North American churned out 1,100 Navions in nine months. Those destined for the military were labeled L-17As, while those sold to civilians were called A models. Each airplane cost $9,000 to build, and sold for $6,100. With the coming F-86 contract and its profit potential of tens of millions, North American was unconcerned with losses generated by what amounted to a rounding error. There was also a chance that if the Navion were selected as the military’s new primary trainer, the program would eventually make money.
The Army Air Forces bought 83, but shortly after F-86 production began, North American sold the Navion line to Ryan Aeronautical in San Diego, which continued production from 1947 to 1953.
In 1950, Ryan introduced the B model, the Super Navion, which featured a 260-horsepower engine that could increase cruising speed to 170 mph. The bigger engine required a longer, reshaped nose cowling and a larger propeller; with the more powerful engine, the airplane could take off in as little as 400 feet. But Ryan did not adopt North American’s “loss leader” pricing, and sold the B for $14,000.
The Pentagon ordered an additional 163 L-17Bs from Ryan. These aircraft were primarily relegated to liaison duties, flying high-priority personnel and small cargo; some, however, were used in Korea for forward air control missions, providing coordination of air strikes by F-80s, the first U.S. operational jet fighter.
A limited contract for liaison aircraft was not the military grand prize Ryan envisioned.
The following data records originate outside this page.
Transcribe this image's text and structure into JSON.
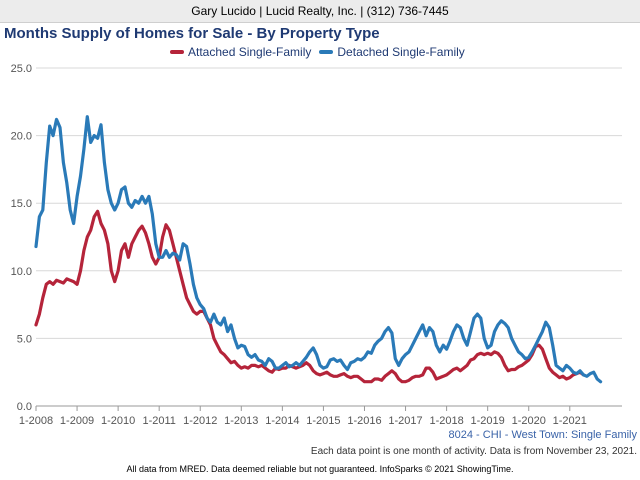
{
  "header": {
    "text": "Gary Lucido | Lucid Realty, Inc. | (312) 736-7445"
  },
  "subtitle": "8024 - CHI - West Town: Single Family",
  "note": "Each data point is one month of activity. Data is from November 23, 2021.",
  "footer": "All data from MRED. Data deemed reliable but not guaranteed. InfoSparks © 2021 ShowingTime.",
  "colors": {
    "attached": "#b5243a",
    "detached": "#2a7ab8",
    "title": "#1f3a73",
    "grid": "#d8d8d8"
  },
  "chart_data": {
    "type": "line",
    "title": "Months Supply of Homes for Sale - By Property Type",
    "xlabel": "",
    "ylabel": "",
    "ylim": [
      0,
      25
    ],
    "yticks": [
      "0.0",
      "5.0",
      "10.0",
      "15.0",
      "20.0",
      "25.0"
    ],
    "xticks": [
      "1-2008",
      "1-2009",
      "1-2010",
      "1-2011",
      "1-2012",
      "1-2013",
      "1-2014",
      "1-2015",
      "1-2016",
      "1-2017",
      "1-2018",
      "1-2019",
      "1-2020",
      "1-2021"
    ],
    "x_start": "1-2008",
    "x_end": "10-2021",
    "grid": "horizontal",
    "legend_position": "top",
    "series": [
      {
        "name": "Attached Single-Family",
        "values": [
          6.0,
          6.8,
          8.0,
          9.0,
          9.2,
          9.0,
          9.3,
          9.2,
          9.1,
          9.4,
          9.3,
          9.2,
          9.0,
          10.0,
          11.5,
          12.5,
          13.0,
          14.0,
          14.4,
          13.5,
          13.0,
          12.0,
          10.0,
          9.2,
          10.0,
          11.5,
          12.0,
          11.0,
          12.0,
          12.5,
          13.0,
          13.3,
          12.8,
          12.0,
          11.0,
          10.5,
          11.0,
          12.5,
          13.4,
          13.0,
          12.0,
          11.0,
          10.0,
          9.0,
          8.0,
          7.5,
          7.0,
          6.8,
          7.0,
          7.0,
          6.5,
          6.0,
          5.0,
          4.5,
          4.0,
          3.8,
          3.5,
          3.2,
          3.3,
          3.0,
          2.8,
          2.9,
          2.8,
          3.0,
          3.0,
          2.9,
          3.0,
          2.8,
          2.6,
          2.5,
          2.8,
          2.7,
          2.8,
          2.8,
          3.0,
          2.9,
          2.8,
          2.9,
          3.0,
          3.2,
          3.0,
          2.6,
          2.4,
          2.3,
          2.4,
          2.5,
          2.3,
          2.2,
          2.2,
          2.3,
          2.4,
          2.2,
          2.1,
          2.2,
          2.2,
          2.0,
          1.8,
          1.8,
          1.8,
          2.0,
          2.0,
          1.9,
          2.2,
          2.4,
          2.6,
          2.4,
          2.0,
          1.8,
          1.8,
          1.9,
          2.1,
          2.2,
          2.2,
          2.3,
          2.8,
          2.8,
          2.5,
          2.0,
          2.1,
          2.2,
          2.3,
          2.5,
          2.7,
          2.8,
          2.6,
          2.8,
          3.0,
          3.4,
          3.5,
          3.8,
          3.9,
          3.8,
          3.9,
          3.8,
          4.0,
          3.9,
          3.6,
          3.0,
          2.6,
          2.7,
          2.7,
          2.9,
          3.0,
          3.2,
          3.4,
          3.8,
          4.4,
          4.5,
          4.2,
          3.5,
          2.8,
          2.5,
          2.3,
          2.1,
          2.2,
          2.0,
          2.1,
          2.3,
          2.4,
          2.5,
          2.3
        ]
      },
      {
        "name": "Detached Single-Family",
        "values": [
          11.8,
          14.0,
          14.5,
          18.0,
          20.7,
          20.0,
          21.2,
          20.6,
          18.0,
          16.5,
          14.5,
          13.5,
          15.5,
          17.0,
          19.0,
          21.4,
          19.5,
          20.0,
          19.8,
          20.8,
          18.0,
          16.0,
          15.0,
          14.5,
          15.0,
          16.0,
          16.2,
          15.0,
          14.7,
          15.2,
          15.0,
          15.5,
          15.0,
          15.5,
          14.2,
          12.0,
          11.0,
          11.0,
          11.5,
          11.0,
          11.3,
          11.2,
          10.8,
          12.0,
          11.8,
          10.5,
          9.0,
          8.0,
          7.5,
          7.2,
          6.5,
          6.2,
          6.8,
          6.2,
          6.0,
          6.5,
          5.5,
          6.0,
          5.0,
          4.3,
          4.5,
          4.4,
          3.8,
          3.6,
          3.8,
          3.4,
          3.3,
          3.0,
          3.5,
          3.3,
          2.8,
          2.8,
          3.0,
          3.2,
          2.9,
          3.0,
          3.2,
          3.0,
          3.3,
          3.6,
          4.0,
          4.3,
          3.8,
          3.0,
          2.8,
          2.9,
          3.4,
          3.5,
          3.3,
          3.4,
          3.0,
          2.7,
          3.2,
          3.3,
          3.5,
          3.4,
          3.6,
          4.0,
          3.9,
          4.5,
          4.8,
          5.0,
          5.5,
          5.8,
          5.4,
          3.5,
          3.0,
          3.5,
          3.8,
          4.0,
          4.5,
          5.0,
          5.5,
          6.0,
          5.2,
          5.8,
          5.5,
          4.5,
          4.0,
          4.5,
          4.2,
          4.8,
          5.5,
          6.0,
          5.8,
          5.0,
          4.5,
          5.5,
          6.5,
          6.8,
          6.5,
          5.0,
          4.3,
          4.5,
          5.5,
          6.0,
          6.3,
          6.1,
          5.8,
          5.0,
          4.5,
          4.0,
          3.8,
          3.5,
          3.6,
          4.0,
          4.5,
          5.0,
          5.5,
          6.2,
          5.8,
          4.5,
          3.0,
          2.8,
          2.6,
          3.0,
          2.8,
          2.5,
          2.4,
          2.6,
          2.3,
          2.2,
          2.4,
          2.5,
          2.0,
          1.8
        ]
      }
    ]
  }
}
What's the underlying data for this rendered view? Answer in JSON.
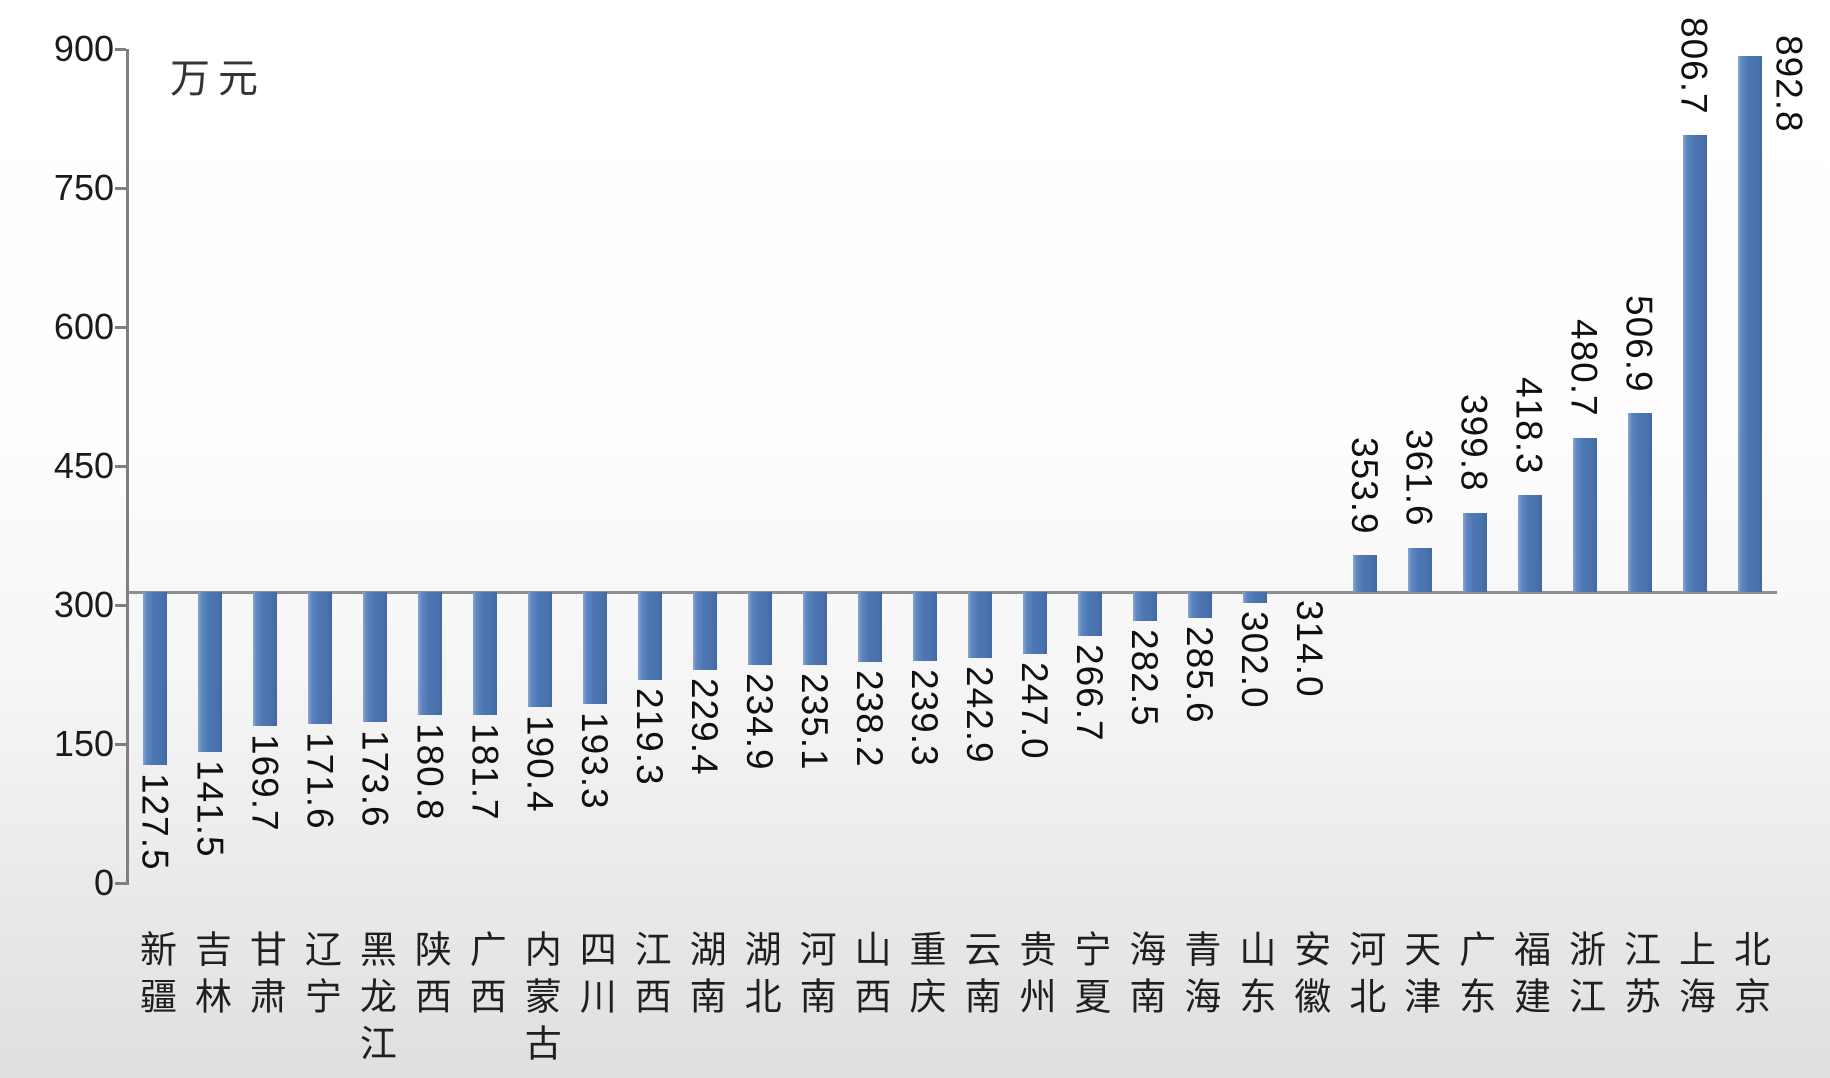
{
  "chart_data": {
    "type": "bar",
    "title": "",
    "unit_label": "万元",
    "categories": [
      "新疆",
      "吉林",
      "甘肃",
      "辽宁",
      "黑龙江",
      "陕西",
      "广西",
      "内蒙古",
      "四川",
      "江西",
      "湖南",
      "湖北",
      "河南",
      "山西",
      "重庆",
      "云南",
      "贵州",
      "宁夏",
      "海南",
      "青海",
      "山东",
      "安徽",
      "河北",
      "天津",
      "广东",
      "福建",
      "浙江",
      "江苏",
      "上海",
      "北京"
    ],
    "values": [
      127.5,
      141.5,
      169.7,
      171.6,
      173.6,
      180.8,
      181.7,
      190.4,
      193.3,
      219.3,
      229.4,
      234.9,
      235.1,
      238.2,
      239.3,
      242.9,
      247.0,
      266.7,
      282.5,
      285.6,
      302.0,
      314.0,
      353.9,
      361.6,
      399.8,
      418.3,
      480.7,
      506.9,
      806.7,
      892.8
    ],
    "value_labels": [
      "127.5",
      "141.5",
      "169.7",
      "171.6",
      "173.6",
      "180.8",
      "181.7",
      "190.4",
      "193.3",
      "219.3",
      "229.4",
      "234.9",
      "235.1",
      "238.2",
      "239.3",
      "242.9",
      "247.0",
      "266.7",
      "282.5",
      "285.6",
      "302.0",
      "314.0",
      "353.9",
      "361.6",
      "399.8",
      "418.3",
      "480.7",
      "506.9",
      "806.7",
      "892.8"
    ],
    "ylim": [
      0,
      900
    ],
    "ytick_labels": [
      "900",
      "750",
      "600",
      "450",
      "300",
      "150",
      "0"
    ],
    "ytick_values": [
      900,
      750,
      600,
      450,
      300,
      150,
      0
    ],
    "axis_crosses_at": 314.0,
    "bar_color": "#4c76b3",
    "axis_color": "#7f7f7f",
    "grid": false,
    "legend": "none"
  }
}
The company was hoping for the U.S. Air Force’s lucrative flight trainer contract. But in 1953, Ryan’s entry, a modified Navion B designated the Model 72, lost out to the faster T-34A Mentor, Beech’s militarized version of its Bonanza. The following year the Navy also selected the Mentor. The Bonanza proved more popular than the Navion with civilian customers as well. Pilots, mostly male at the time, who wanted their wives along on joy rides, bought the Bonanza, an easier airplane to climb into. “In the 1950s, if you were wearing a peg skirt, there was just no ladylike way to get into a Navion,” explains Navion owner Margy Natalie, docent program manager at the National Air and Space Museum’s Steven F. Udvar-Hazy Center.
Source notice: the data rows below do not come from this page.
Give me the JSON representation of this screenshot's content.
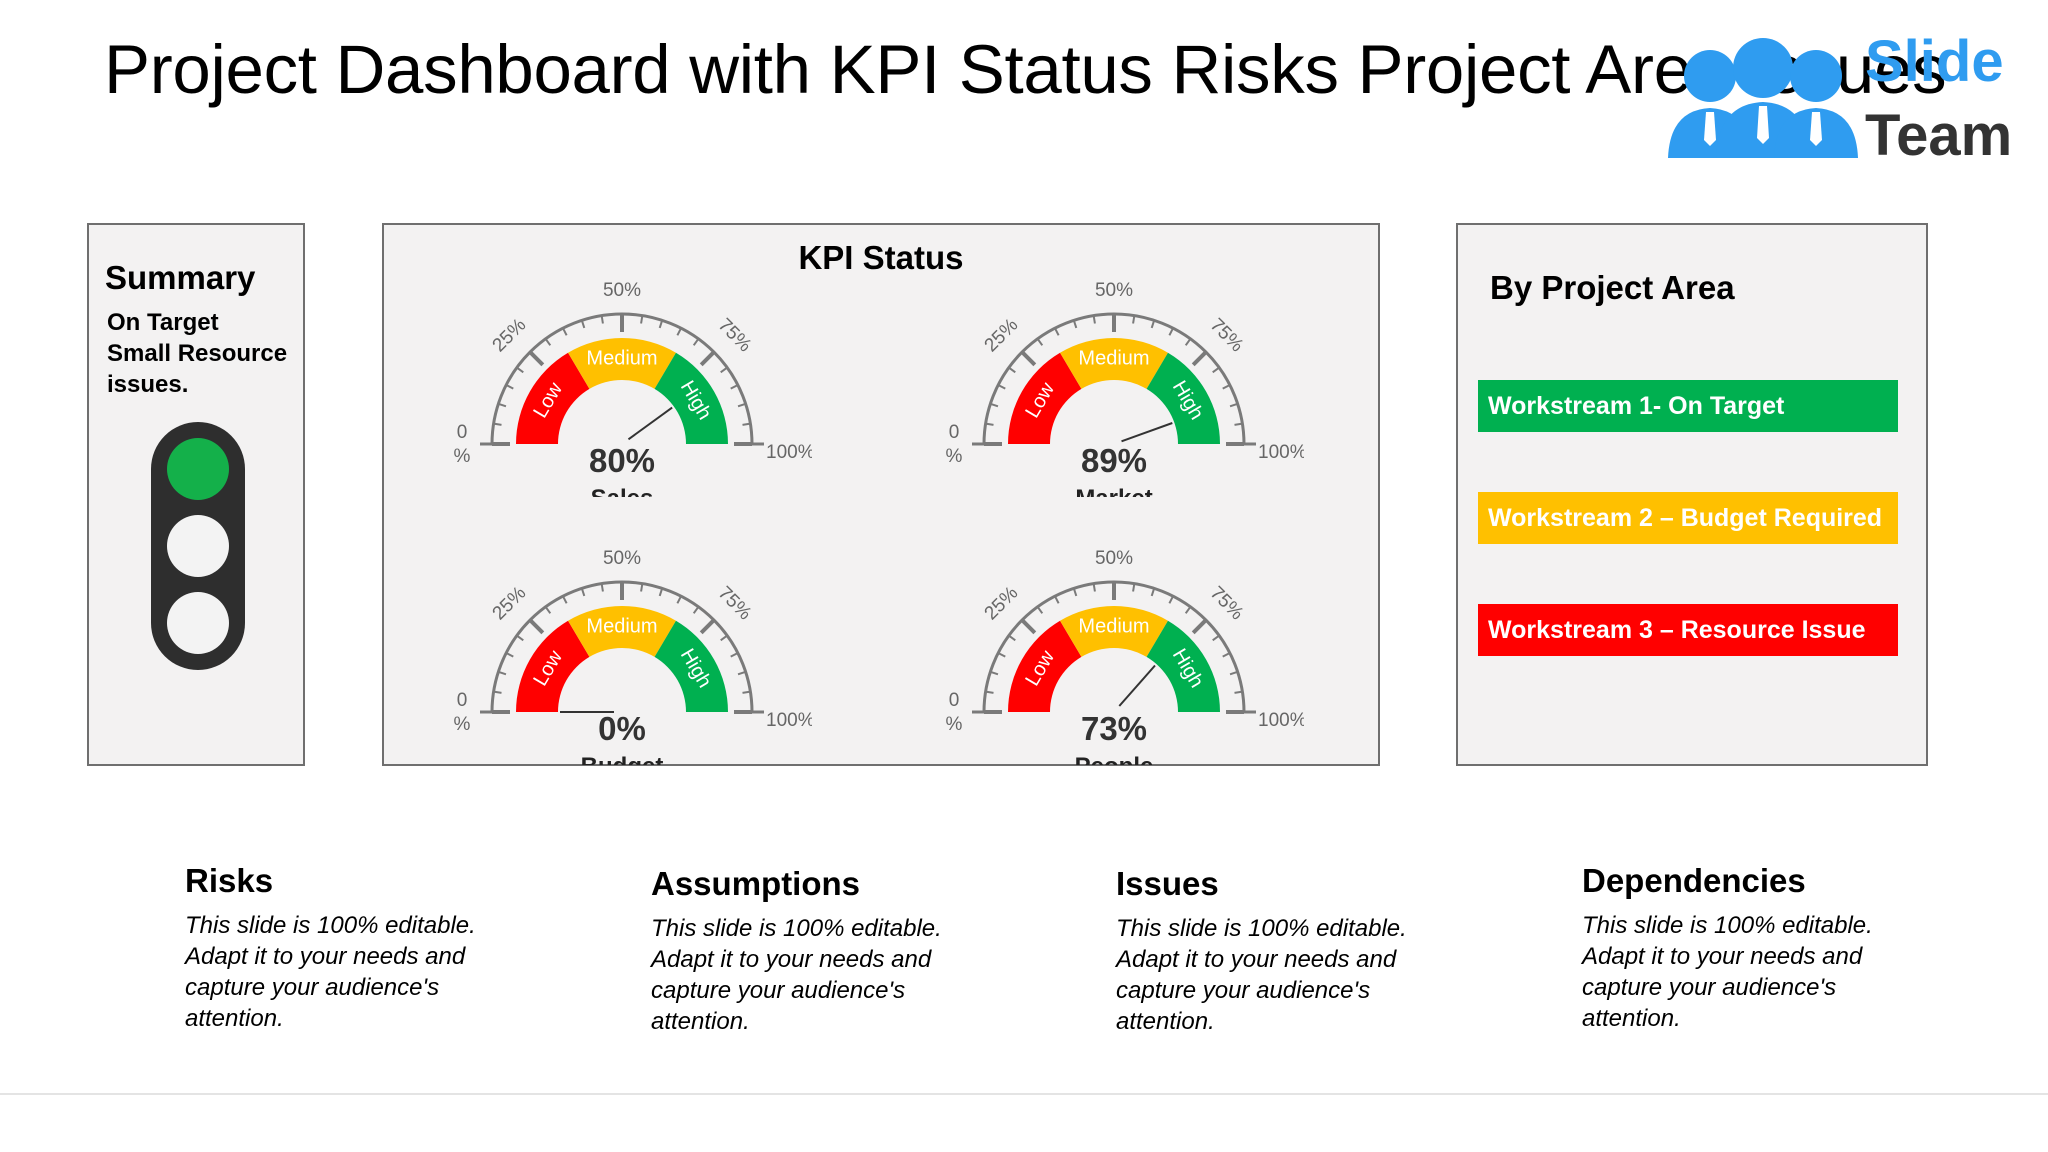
{
  "page": {
    "title": "Project Dashboard with KPI Status Risks Project Area Issues"
  },
  "logo": {
    "line1": "Slide",
    "line2": "Team",
    "color": "#2f9cf0"
  },
  "summary": {
    "heading": "Summary",
    "status_line1": "On Target",
    "status_line2": "Small Resource issues.",
    "traffic_light": {
      "active": "top",
      "active_color": "#14b04a"
    }
  },
  "kpi": {
    "heading": "KPI Status",
    "band_labels": [
      "Low",
      "Medium",
      "High"
    ],
    "band_colors": [
      "#ff0000",
      "#ffc000",
      "#00b050"
    ],
    "scale": {
      "p0": "0",
      "p0_unit": "%",
      "p25": "25%",
      "p50": "50%",
      "p75": "75%",
      "p100": "100%"
    },
    "gauges": [
      {
        "value": 80,
        "value_label": "80%",
        "name": "Sales"
      },
      {
        "value": 89,
        "value_label": "89%",
        "name": "Market"
      },
      {
        "value": 0,
        "value_label": "0%",
        "name": "Budget"
      },
      {
        "value": 73,
        "value_label": "73%",
        "name": "People"
      }
    ]
  },
  "project_area": {
    "heading": "By Project Area",
    "workstreams": [
      {
        "label": "Workstream 1- On Target",
        "color": "#00b050"
      },
      {
        "label": "Workstream 2 – Budget Required",
        "color": "#ffc000"
      },
      {
        "label": "Workstream 3 – Resource Issue",
        "color": "#ff0000"
      }
    ]
  },
  "sections": [
    {
      "heading": "Risks",
      "body": "This slide is 100% editable. Adapt it to your needs and capture your audience's attention."
    },
    {
      "heading": "Assumptions",
      "body": "This slide is 100% editable. Adapt it to your needs and capture your audience's attention."
    },
    {
      "heading": "Issues",
      "body": "This slide is 100% editable. Adapt it to your needs and capture your audience's attention."
    },
    {
      "heading": "Dependencies",
      "body": "This slide is 100% editable. Adapt it to your needs and capture your audience's attention."
    }
  ]
}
But the orphan airplane that no manufacturer could keep in production remains popular with its owners. “You can find a Navion for $40,000,” says Peters. “You can’t even find a worn-out Cessna for that.” Today, a non-flying project airplane can be had for under $10,000, a flyable one with a tired engine or beat-up paint for $35,000, and a Navion that has been restored to near-mint condition for $100,000 to $170,000, depending on engine size and other modifications. In an age of $400,000 Cirruses, $600,000 Cessna 400s (formerly Columbia), and $700,000 Beechcraft Bonanzas, the Navion looks like a bargain.
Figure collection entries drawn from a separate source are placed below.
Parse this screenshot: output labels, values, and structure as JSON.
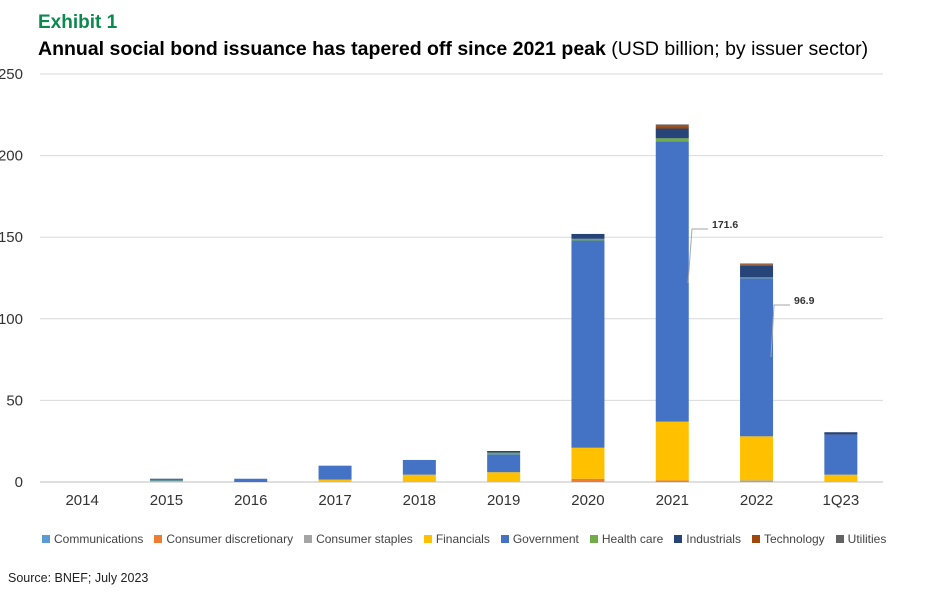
{
  "exhibit_label": "Exhibit 1",
  "title_main": "Annual social bond issuance has tapered off since 2021 peak",
  "title_sub": " (USD billion; by issuer sector)",
  "source": "Source: BNEF; July 2023",
  "chart_data": {
    "type": "bar",
    "stacked": true,
    "title": "Annual social bond issuance has tapered off since 2021 peak",
    "ylabel": "USD billion",
    "ylim": [
      0,
      250
    ],
    "yticks": [
      0,
      50,
      100,
      150,
      200,
      250
    ],
    "grid": true,
    "legend_position": "bottom",
    "categories": [
      "2014",
      "2015",
      "2016",
      "2017",
      "2018",
      "2019",
      "2020",
      "2021",
      "2022",
      "1Q23"
    ],
    "series": [
      {
        "name": "Communications",
        "color": "#5b9bd5",
        "values": [
          0,
          0,
          0,
          0,
          0,
          0,
          0,
          0,
          0,
          0
        ]
      },
      {
        "name": "Consumer discretionary",
        "color": "#ed7d31",
        "values": [
          0,
          0,
          0,
          0,
          0,
          0,
          2,
          1,
          0,
          0
        ]
      },
      {
        "name": "Consumer staples",
        "color": "#a5a5a5",
        "values": [
          0,
          0,
          0,
          0,
          0,
          0,
          0,
          0,
          1,
          0
        ]
      },
      {
        "name": "Financials",
        "color": "#ffc000",
        "values": [
          0,
          0.5,
          0,
          1.5,
          4.5,
          6,
          19,
          36,
          27,
          4.5
        ]
      },
      {
        "name": "Government",
        "color": "#4472c4",
        "values": [
          0,
          0.5,
          2,
          8.5,
          9,
          11,
          127,
          171.6,
          96.9,
          24.5
        ]
      },
      {
        "name": "Health care",
        "color": "#70ad47",
        "values": [
          0,
          0.5,
          0,
          0,
          0,
          1,
          1,
          2,
          0.5,
          0
        ]
      },
      {
        "name": "Industrials",
        "color": "#264478",
        "values": [
          0,
          0.5,
          0,
          0,
          0,
          1,
          3,
          6,
          7,
          1.5
        ]
      },
      {
        "name": "Technology",
        "color": "#9e480e",
        "values": [
          0,
          0,
          0,
          0,
          0,
          0,
          0,
          1.5,
          1,
          0
        ]
      },
      {
        "name": "Utilities",
        "color": "#636363",
        "values": [
          0,
          0,
          0,
          0,
          0,
          0,
          0,
          1,
          0.5,
          0
        ]
      }
    ],
    "annotations": [
      {
        "text": "171.6",
        "category": "2021",
        "series": "Government"
      },
      {
        "text": "96.9",
        "category": "2022",
        "series": "Government"
      }
    ]
  }
}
In addition to the price, enthusiasts point to the Navion’s military lines, sliding canopies, high stance, beefy landing gear, good load capacity, and overall solid construction as reasons for the aircraft’s enduring appeal.
“It’s one of the best airplanes ever built, one of the most stable, and we think that it would do very well in an international environment,” says Gardner. “Third World-country operators would find this airplane very, very useful because of its payload, its short landing capability, and its stableness.”
“It’s very easy to see out of,” says American Navion Society president Gary Rankin, who has owned four since 1986. “The handling is very docile, and it lands slow. It has big tires and high gear, and can land on rough runways.”